Kaçmak üzere iken ve suçüstü... Ağzı köpüklü Adnan Menderes, kin çıkını ve Anayasa hırsızı Celâl Bayar, hepsi öldürmeye, yakıp yıkmaya ve servet ve sâmânlarıyla [tertipleriyle] kaçmaya her an hazır yaşıyorlarmış. Hayır, biz ordumuza sadece tam yerinde ve zamanında bir kurtarmayı değil, bütün bu unutulmayacak manzaraları da medyunuz [borçluyuz]. İşi o kadar güzel idare ettiler ki en cahilimizin bile mahiyetleri [içyüzleri / hakikatleri] hakkında şüphesi kalmadı.
Orduya Teşekkür...
Bize bu kurtuluşu hazırlayan, istikbalimizi [geleceğimizi] o kadar asaletle ve necabetle [soylulukla] kefaletine alan orduya nasıl teşekkür etmeli? En iyisi kendi şerefli ve fedakâr mesleklerinin bütün değerlerini toplayan kelime ile: Vazifenizi yaptınız, her zaman olduğu gibi bu sefer de vatan ve milleti, hem de tam zamanında kurtardınız! demektir. Bundan sonrasını sevinç gözyaşlarına bırakalım.

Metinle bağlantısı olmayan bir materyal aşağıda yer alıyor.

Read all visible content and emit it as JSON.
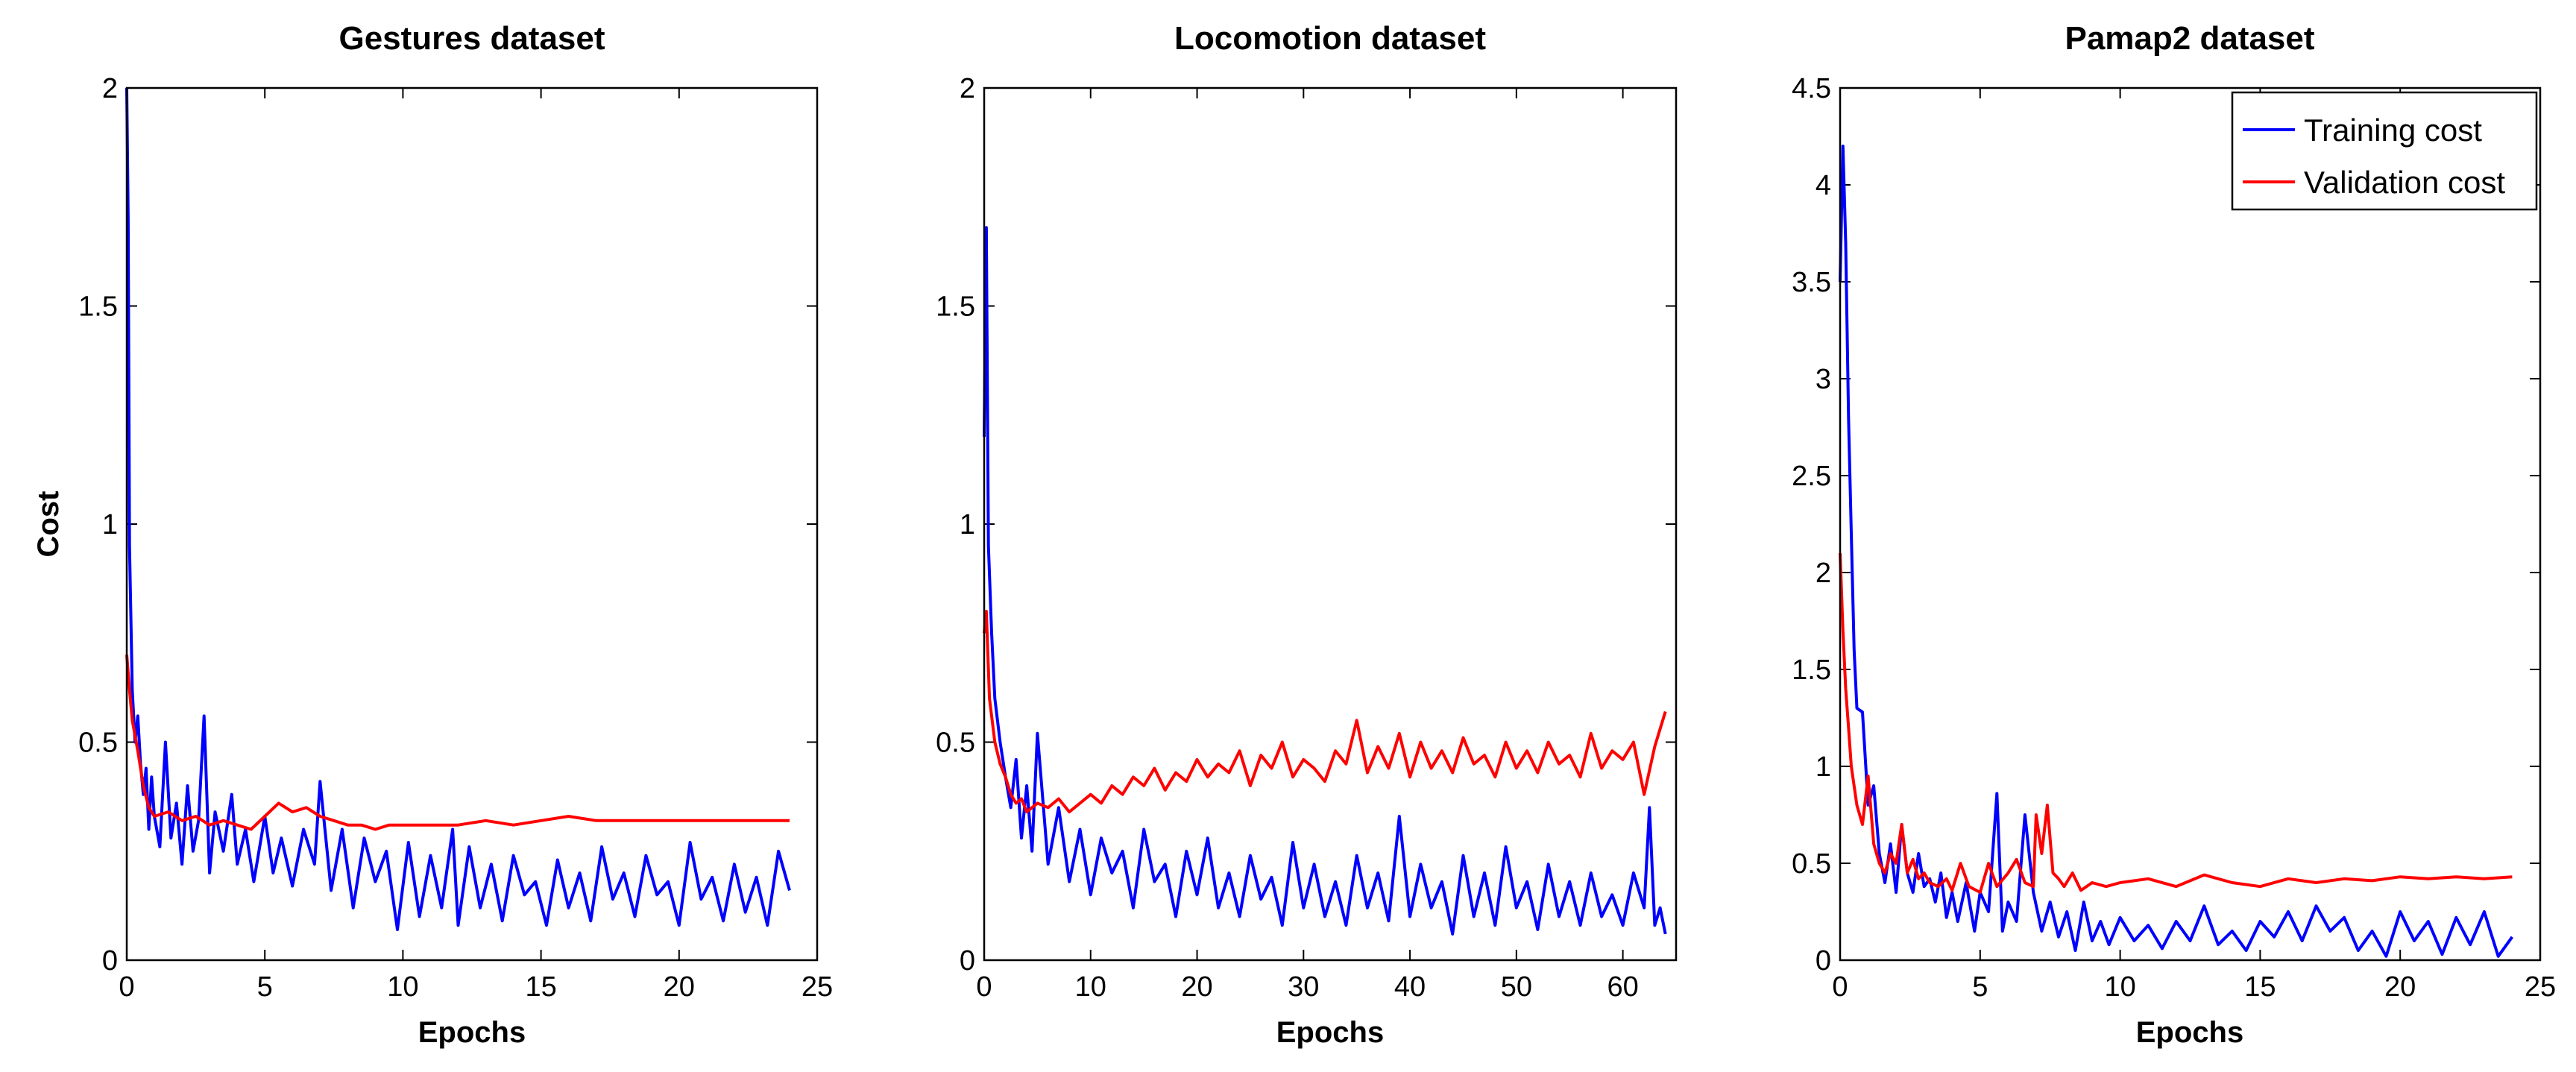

Efsaneye göre Augeas, Kral Ellis'in oğludur ve ülkesindeki en büyük ahırlara sahiptir. Hizmetçiler ahırların temizlenmesine yetişemediklerinden yıllarca biriken dışkılar etrafı yaşanmaz kılmıştı. Sadece ahırlarda değil, hayvanların otladıkları çayırlar üzerinde de biriken dışkılar yüzünden topraklar sürülemez hale gelmişti.